After three days of blaming the crash on mechanical problems with the plane, Iranian officials admitted that their forces shot down the Ukraine International Airlines jet. They said those forces mistook the plane for an enemy threat hours after launching missiles at an Iraqi base that houses U.S. troops. Iran had attacked the U.S. troops, wounding dozens, in retaliation for a U.S. airstrike that killed top Iranian commander Qassem Soleimani in Baghdad five days previously.

Foundation for Defense of Democracies analyst Behnam Ben Taleblu told VOA Persian that Monday’s Tehran protest was the “most significant outpouring” of antigovernment demonstrators in the Iranian capital since early 2020.

Citizens are standing with protesters

“Tehran citizens are standing in unity with protesters who over a week ago bravely took to the streets in southwest Iran’s Khuzestan province over lack of access to water,” Taleblu said. “Shows of unity like these are precisely what the regime fears most, as it relies on divide and conquer to survive.”

Nightly street protests against water shortages began in drought-stricken Khuzestan on July 15 and spread in the following days to several other Iranian provinces, with protesters chanting slogans increasingly critical of the government. Social media videos that VOA also could not verify appeared to show Iranian security forces firing bullets and tear gas to try to clear the streets.

Iranian state media have reported the killings of at least four people in the protests, including a police officer, and blamed the deaths on saboteurs.

London-based rights group Amnesty International said last Friday that video footage and “consistent accounts” from sources in Iran led it to conclude that security forces had killed at least eight protesters and bystanders, including a teenage boy, in seven different cities. It accused Iran of deploying “unlawful force, including by firing live ammunition and birdshot, to crush mostly peaceful protests.”

Khamenei offers warning

In a statement on his official website last Friday, Khamenei expressed sympathy with the water-deprived residents of Khuzestan but warned them against playing into the hands of Iran’s enemies.

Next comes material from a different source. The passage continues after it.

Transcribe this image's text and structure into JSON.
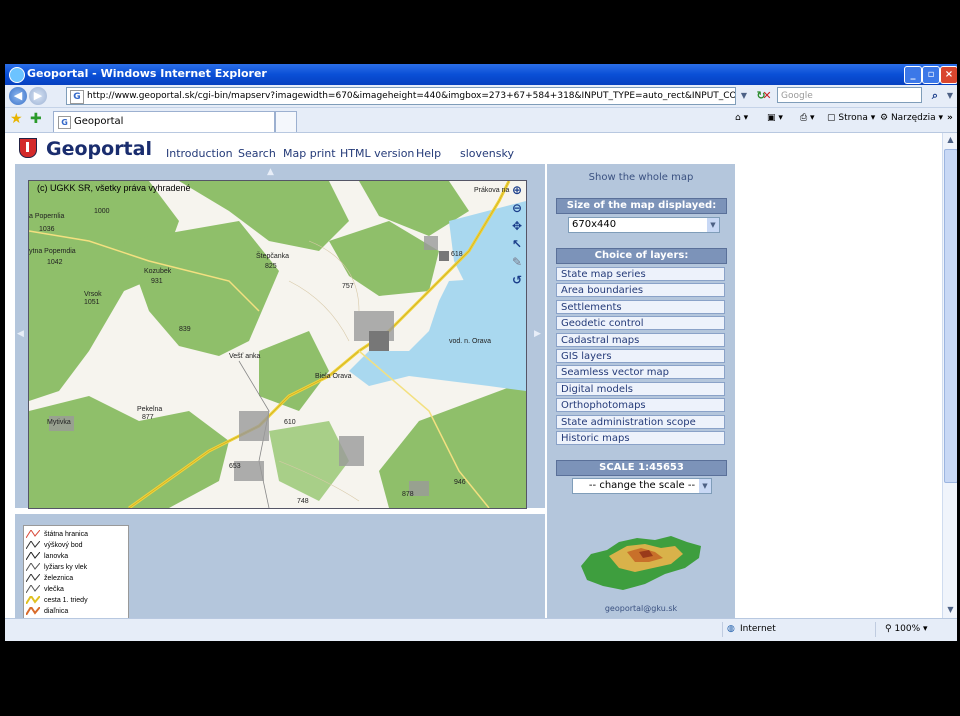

Experts have blamed Iran’s drought not only on significantly lower-than-usual rainfall in recent months but also on years of Iranian government mismanagement of water resources.

Taleblu said Iran’s street protests have been slowly growing in momentum, scale and scope.

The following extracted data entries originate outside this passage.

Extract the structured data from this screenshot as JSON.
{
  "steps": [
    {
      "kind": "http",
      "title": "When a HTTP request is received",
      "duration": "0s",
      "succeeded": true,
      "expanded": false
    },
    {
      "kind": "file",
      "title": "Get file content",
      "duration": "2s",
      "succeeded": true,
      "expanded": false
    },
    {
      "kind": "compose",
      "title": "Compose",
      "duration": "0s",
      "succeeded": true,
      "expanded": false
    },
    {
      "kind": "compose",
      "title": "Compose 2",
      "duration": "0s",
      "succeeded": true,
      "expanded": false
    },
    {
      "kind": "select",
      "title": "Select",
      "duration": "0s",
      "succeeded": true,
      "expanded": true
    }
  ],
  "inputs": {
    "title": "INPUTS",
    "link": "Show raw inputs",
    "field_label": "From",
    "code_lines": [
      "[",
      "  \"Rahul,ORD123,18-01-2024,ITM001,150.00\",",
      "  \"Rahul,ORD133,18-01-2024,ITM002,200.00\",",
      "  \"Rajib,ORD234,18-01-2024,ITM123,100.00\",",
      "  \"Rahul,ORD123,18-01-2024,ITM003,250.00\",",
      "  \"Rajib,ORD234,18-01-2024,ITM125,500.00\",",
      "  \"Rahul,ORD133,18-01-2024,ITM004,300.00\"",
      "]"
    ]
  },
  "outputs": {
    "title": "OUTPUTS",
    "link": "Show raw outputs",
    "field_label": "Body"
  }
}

“If past is prologue, Tehran is likely to employ lethal force once again against protesters. This cycle of protest and crackdown cannot be ignored by the Biden administration,” he said.

U.S. continues to track unrest

Asked by VOA Persian whether the Biden administration believes Iran’s response to the protests has been harsh, State Department spokesperson Jalina Porter repeated a comment issued several times since the unrest began, telling a Friday press briefing that the U.S. was following reports of the protests and fatalities and believes Iranians should be free to assemble and express themselves without fear of violence or arbitrary detention by security forces.

“We’re also monitoring reports of government-imposed internet shutdowns in the region,” Porter added. “We urge the Iranian government to allow its citizens to exercise their universal rights of freedom of expression, as well as [to] freely access information online.”